Arbery, a 24-year-old Black man, was murdered by three white men who chased him in their pickup trucks and shot him.
Greg and Travis McMichael and their neighbor Roddie Bryan have been sentenced to life in prison after their murder conviction in state court, and are facing an additional life sentence following their hate crimes conviction in federal court.
According to the lawsuit, county officials “simply decided that, given the political environment on the ground, they would only hire a Black male for the position and would not meaningfully consider candidates who were not Black males.”
The three plaintiffs claim they were discriminated against in the hiring process due to their race, gender or both.
“While Plaintiffs recognize that there were political realities on the ground in Brunswick after the killing of Ahmaud Arbery, and while plaintiffs surely favor the inclusion of people of color in important governmental roles, the county cannot simply decide that a position must be filled by a person of a particular race/color and gender and refuse to even consider qualified applicants of different races/colors and/or genders in hiring decisions," the lawsuit says. "Political expediency is not a justification for outright discrimination.”
The plaintiffs are identified as Mario Morales (a Latino non-Black male), Marissa Tindale (a Latina non-Black female), and Angela Smith (a Black female).
They say they were denied an opportunity to interview for the position of Chief of Police, now held by Jacques Battiste, the county’s first full time Black police chief.
Battiste worked as a special agent with the FBI for 22 years, but was not law enforcement certified in Georgia. Although he was hired in July 2021, he could not be sworn in until December 2021 after undergoing the state certification process.

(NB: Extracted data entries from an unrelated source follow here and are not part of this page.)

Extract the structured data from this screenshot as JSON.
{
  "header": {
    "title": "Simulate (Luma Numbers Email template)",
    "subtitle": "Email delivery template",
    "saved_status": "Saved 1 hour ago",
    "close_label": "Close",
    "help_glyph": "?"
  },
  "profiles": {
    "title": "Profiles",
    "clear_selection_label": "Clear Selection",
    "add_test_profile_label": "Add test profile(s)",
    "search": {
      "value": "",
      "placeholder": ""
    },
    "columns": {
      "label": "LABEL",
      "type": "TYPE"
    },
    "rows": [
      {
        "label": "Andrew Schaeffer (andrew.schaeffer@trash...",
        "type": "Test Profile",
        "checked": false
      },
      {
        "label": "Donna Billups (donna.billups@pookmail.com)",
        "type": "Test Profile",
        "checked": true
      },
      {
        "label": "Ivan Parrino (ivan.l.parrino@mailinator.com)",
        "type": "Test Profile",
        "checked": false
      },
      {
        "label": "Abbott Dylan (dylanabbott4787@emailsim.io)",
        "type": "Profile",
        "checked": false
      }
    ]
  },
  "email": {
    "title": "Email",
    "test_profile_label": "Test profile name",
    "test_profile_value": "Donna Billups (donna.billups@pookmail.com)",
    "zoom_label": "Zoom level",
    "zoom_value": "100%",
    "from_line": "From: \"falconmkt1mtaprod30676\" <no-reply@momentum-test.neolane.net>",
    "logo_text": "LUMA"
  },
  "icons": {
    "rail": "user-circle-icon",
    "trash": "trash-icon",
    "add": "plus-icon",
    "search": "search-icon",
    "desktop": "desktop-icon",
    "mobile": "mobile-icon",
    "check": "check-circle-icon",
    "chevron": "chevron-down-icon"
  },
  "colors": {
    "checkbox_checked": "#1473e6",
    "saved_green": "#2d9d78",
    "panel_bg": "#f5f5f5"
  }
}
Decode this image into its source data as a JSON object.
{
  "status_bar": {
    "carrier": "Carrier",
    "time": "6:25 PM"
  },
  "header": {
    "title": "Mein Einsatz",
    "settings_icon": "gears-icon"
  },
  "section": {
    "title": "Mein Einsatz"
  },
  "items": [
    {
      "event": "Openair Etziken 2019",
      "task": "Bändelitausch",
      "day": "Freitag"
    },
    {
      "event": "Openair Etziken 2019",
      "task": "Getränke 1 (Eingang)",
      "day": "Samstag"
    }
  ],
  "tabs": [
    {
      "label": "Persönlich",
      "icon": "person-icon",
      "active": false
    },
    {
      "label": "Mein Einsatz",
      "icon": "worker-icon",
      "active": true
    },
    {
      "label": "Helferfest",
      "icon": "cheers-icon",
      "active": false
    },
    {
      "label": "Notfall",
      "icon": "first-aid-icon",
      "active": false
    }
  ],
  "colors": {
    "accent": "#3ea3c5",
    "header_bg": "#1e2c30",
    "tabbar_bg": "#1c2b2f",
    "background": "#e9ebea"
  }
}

The three plaintiffs cite their “impeccable credentials” for the job. According to the lawsuit, Morales was a regional director for the Federal Protective Service (the uniformed police division of the U.S. Department of Homeland Security); Tindale was a former captain with the Glynn County Police Department and a finalist for the job at an earlier point; and Smith was a captain and investigative commander with the Brunswick Police Department, where she worked for nearly two decades.
The lawsuit alleges the Arbery murder was the animating force behind the hiring process. It cites a comment by Glynn County Commissioner Allen Booker, that to “choose somebody other than something that the Black community would be comfortable with, I think it’s the wrong way to go.”
Booker is named as a defendant in the lawsuit, along with the other county commissioners.
First Coast News has reached out to county officials and Chief Battiste for comment.